Es ist das Prisma, durch das ich die Dinge gerne betrachte. „Abracadabra“ und Pedro Almodóvars „Womit hab‘ ich das verdient?“ sind so etwas wie „Schwesterfilme“. Sie wurden im Abstand von dreißig Jahren veröffentlicht, aber Spanien hat sich nicht verändert. Almodóvar hat mir oft geholfen und mich unterstützt, indem er über meine Filme geschrieben hat, selbst zu Zeiten von „Mamá“ schrieb er mir ein Empfehlungsschreiben für die Universität in New York. Er war immer präsent.
- Über den Regisseur -
Der Spanier Pablo Berger begann seine Karriere als Regisseur mit dem mehrfach preisgekrönten Kurzfilm „Mama“ (1988). Anschließend erwarb er einen Master in Regie an der New York University, wo er bei dem für den Emmy nominierten Kurzfilm „Truth and Beauty“ Regie führte. Er lebte ein Jahrzehnt lang in New York. Sein Debüt, die spanisch-dänische Koproduktion „Torremolinos 73“ (2003), gewann mehrere nationale und internationale Preise, darunter den Goldenen Biznaga für den besten Film auf dem Malaga Film Festival, und wurde in vier Kategorien für den Goya nominiert. „Torremolinos 73“ war außerdem einer der größten Box-Office-Erfolge Spaniens in jenem Jahr. 2017 schrieb und inszenierte er „Abracadabra“. Der Film war erneut Finalist für die Vertretung Spaniens bei den Oscars® und wurde mit 8 Goya- Nominierungen bedacht.

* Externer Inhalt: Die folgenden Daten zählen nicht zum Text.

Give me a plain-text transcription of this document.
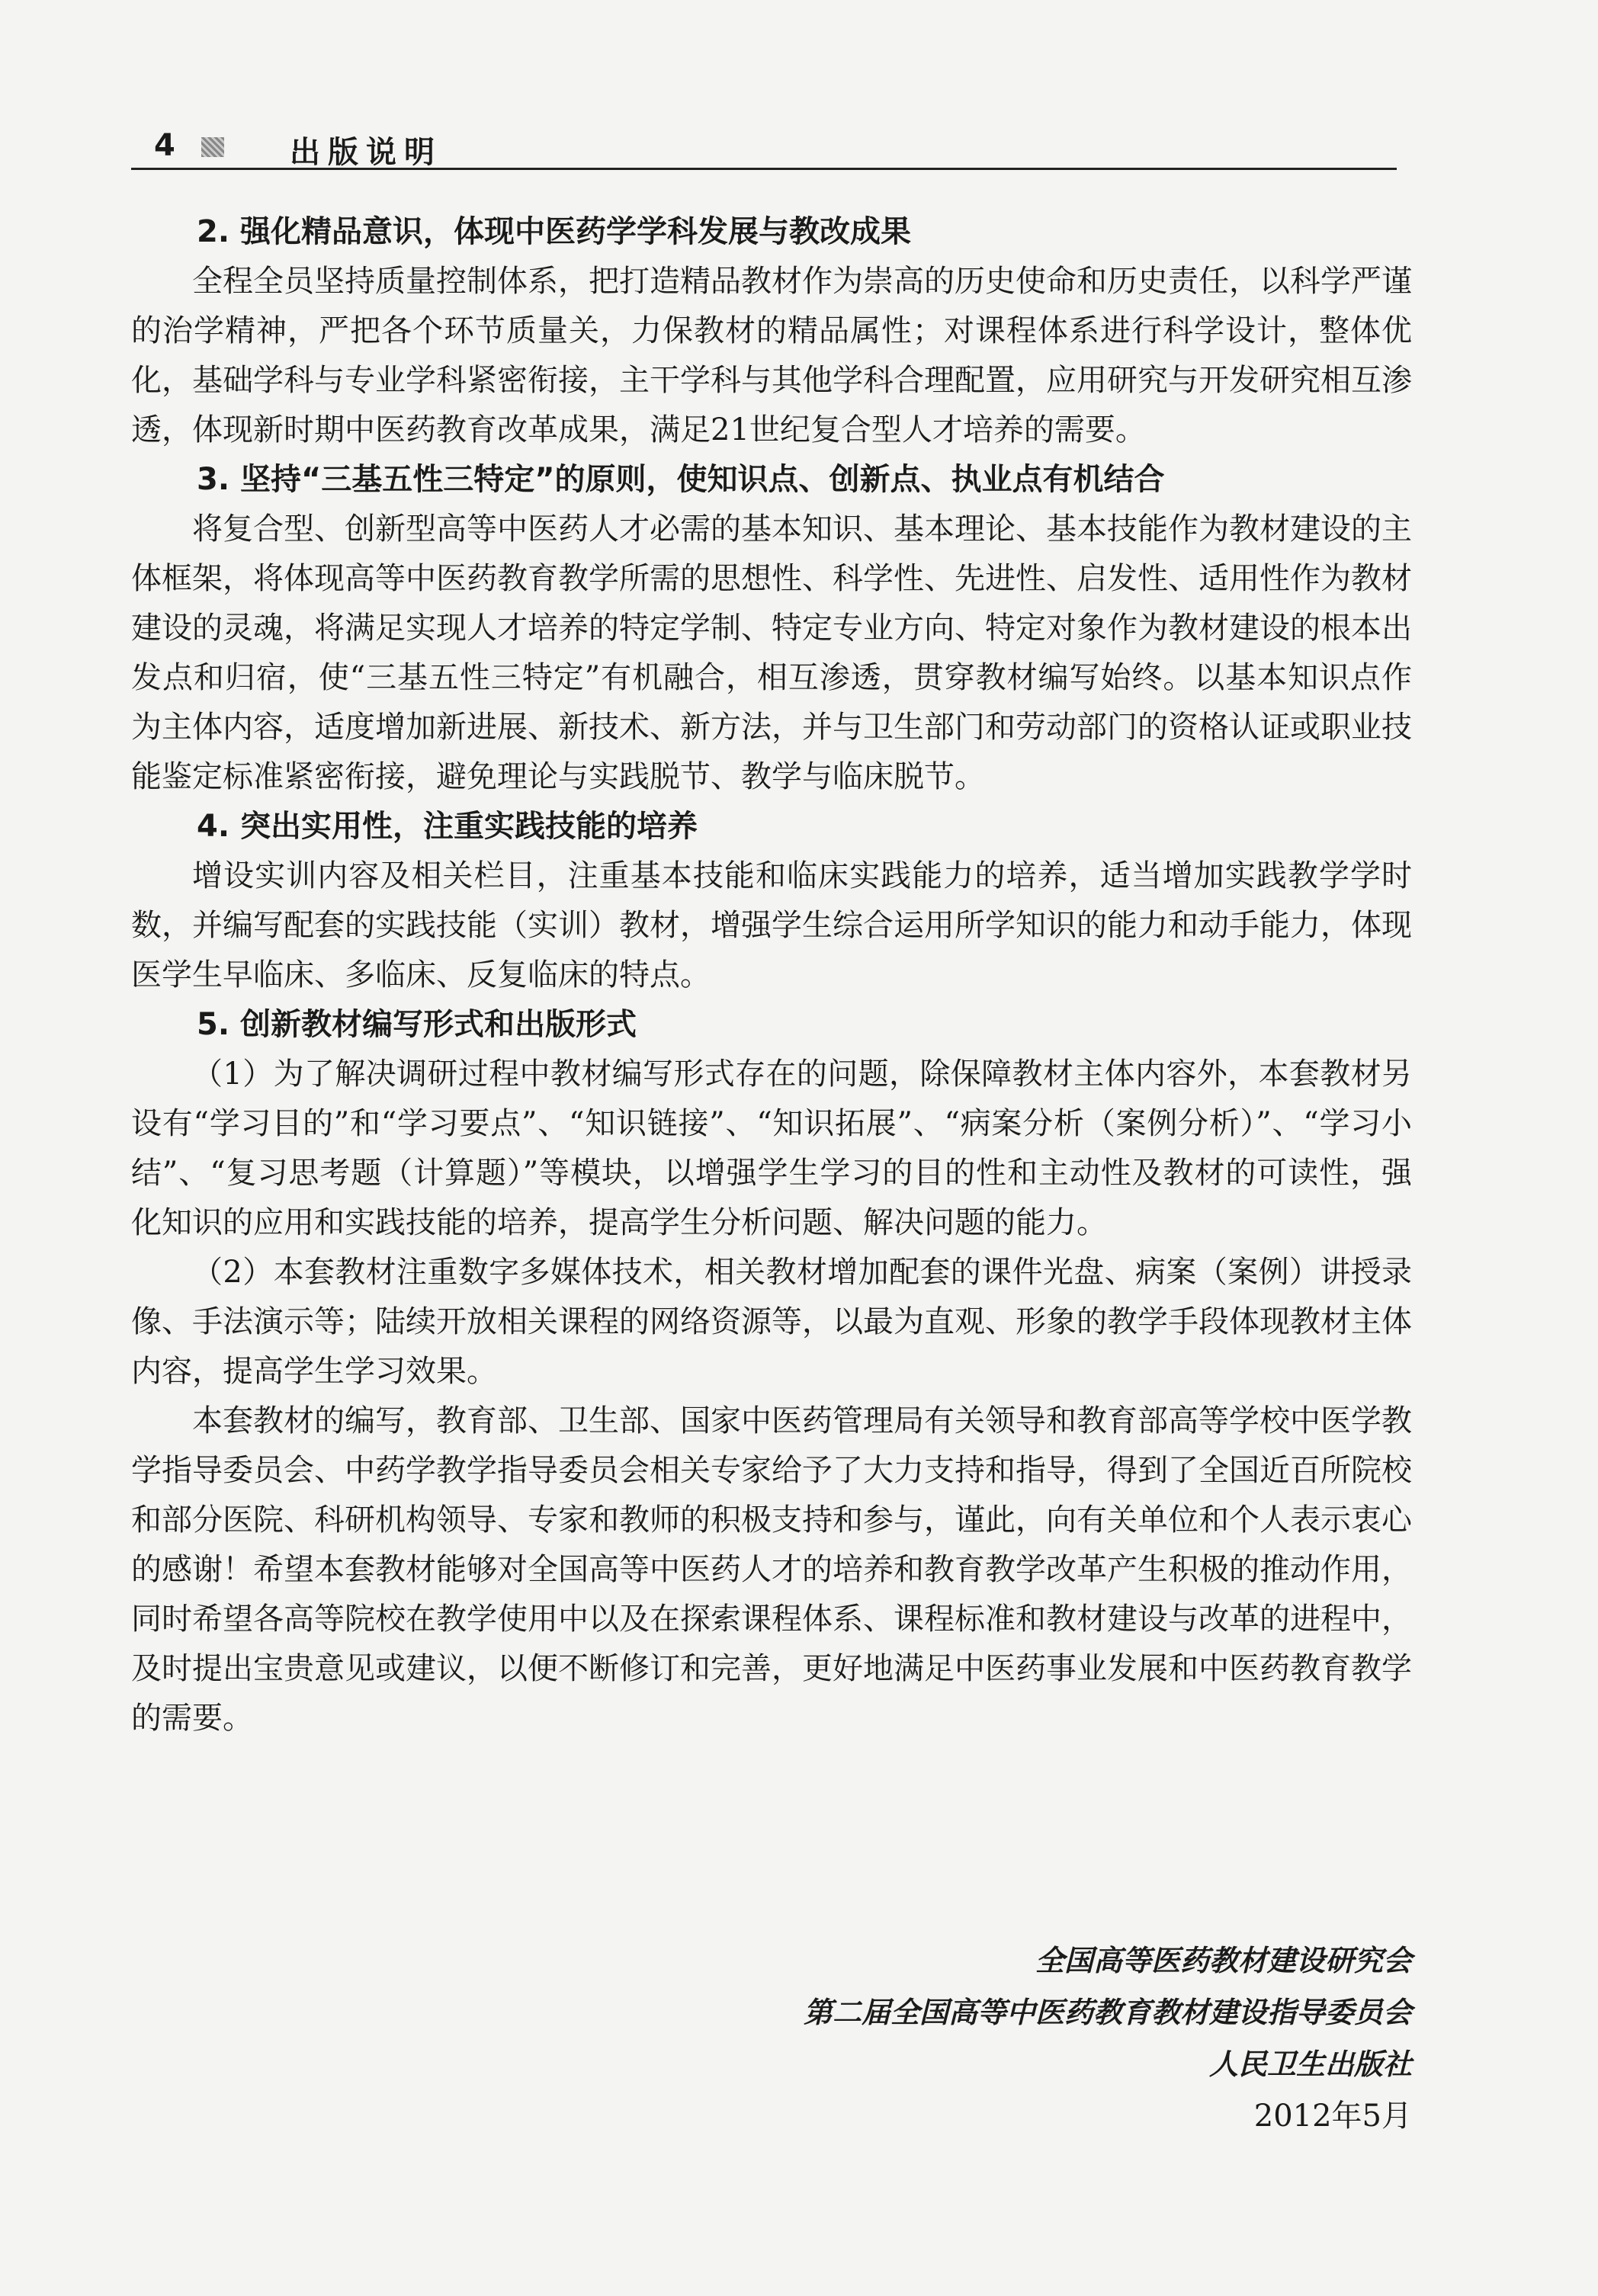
4	出版说明
2. 强化精品意识，体现中医药学学科发展与教改成果

全程全员坚持质量控制体系，把打造精品教材作为崇高的历史使命和历史责任，以科学严谨的治学精神，严把各个环节质量关，力保教材的精品属性；对课程体系进行科学设计，整体优化，基础学科与专业学科紧密衔接，主干学科与其他学科合理配置，应用研究与开发研究相互渗透，体现新时期中医药教育改革成果，满足21世纪复合型人才培养的需要。

3. 坚持“三基五性三特定”的原则，使知识点、创新点、执业点有机结合

将复合型、创新型高等中医药人才必需的基本知识、基本理论、基本技能作为教材建设的主体框架，将体现高等中医药教育教学所需的思想性、科学性、先进性、启发性、适用性作为教材建设的灵魂，将满足实现人才培养的特定学制、特定专业方向、特定对象作为教材建设的根本出发点和归宿，使“三基五性三特定”有机融合，相互渗透，贯穿教材编写始终。以基本知识点作为主体内容，适度增加新进展、新技术、新方法，并与卫生部门和劳动部门的资格认证或职业技能鉴定标准紧密衔接，避免理论与实践脱节、教学与临床脱节。

4. 突出实用性，注重实践技能的培养

增设实训内容及相关栏目，注重基本技能和临床实践能力的培养，适当增加实践教学学时数，并编写配套的实践技能（实训）教材，增强学生综合运用所学知识的能力和动手能力，体现医学生早临床、多临床、反复临床的特点。

5. 创新教材编写形式和出版形式

（1）为了解决调研过程中教材编写形式存在的问题，除保障教材主体内容外，本套教材另设有“学习目的”和“学习要点”、“知识链接”、“知识拓展”、“病案分析（案例分析）”、“学习小结”、“复习思考题（计算题）”等模块，以增强学生学习的目的性和主动性及教材的可读性，强化知识的应用和实践技能的培养，提高学生分析问题、解决问题的能力。

（2）本套教材注重数字多媒体技术，相关教材增加配套的课件光盘、病案（案例）讲授录像、手法演示等；陆续开放相关课程的网络资源等，以最为直观、形象的教学手段体现教材主体内容，提高学生学习效果。

本套教材的编写，教育部、卫生部、国家中医药管理局有关领导和教育部高等学校中医学教学指导委员会、中药学教学指导委员会相关专家给予了大力支持和指导，得到了全国近百所院校和部分医院、科研机构领导、专家和教师的积极支持和参与，谨此，向有关单位和个人表示衷心的感谢！希望本套教材能够对全国高等中医药人才的培养和教育教学改革产生积极的推动作用，同时希望各高等院校在教学使用中以及在探索课程体系、课程标准和教材建设与改革的进程中，及时提出宝贵意见或建议，以便不断修订和完善，更好地满足中医药事业发展和中医药教育教学的需要。

全国高等医药教材建设研究会
第二届全国高等中医药教育教材建设指导委员会
人民卫生出版社
2012年5月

Sein folgender Film, die spanisch-französischen Koproduktion „Blancanieves – Ein Märchen von Schwarz und Weiß“ (2012), wurde ebenfalls mit einer Vielzahl an Preisen ausgezeichnet. Der Film gewann unter anderem zehn Goyas und einen Ariel für den besten iberoamerikanischen Film und vertrat Spanien bei den Oscars® 2013. „Blancanieves“ wurde außerdem 2014 für den César als Bester ausländischer Film und für den Europäischen Filmpreis in den Kategorien Bester Film, Beste Regie und Bestes Kostümdesign nominiert.
ROBOT DREAMS ist Bergers erster Animationsfilm. Der Film feierte seine Weltpremiere als Special Screening bei den Internationalen Filmfestspielen von Cannes 2023 und wurde mit zahlreichen Preisen ausgezeichnet, u.a. mit dem Europäischen Filmpreis als Bester Animationsfilm, dem Prix Contrechamp des Festival International du Film d’Animation Annécy, dem Annie Award (Best Animated Independent Feature), dem Publikumspreis des Sitges Film Festival und zwei Goyas (Bester Animationsfilm, Bestes adaptiertes Drehbuch).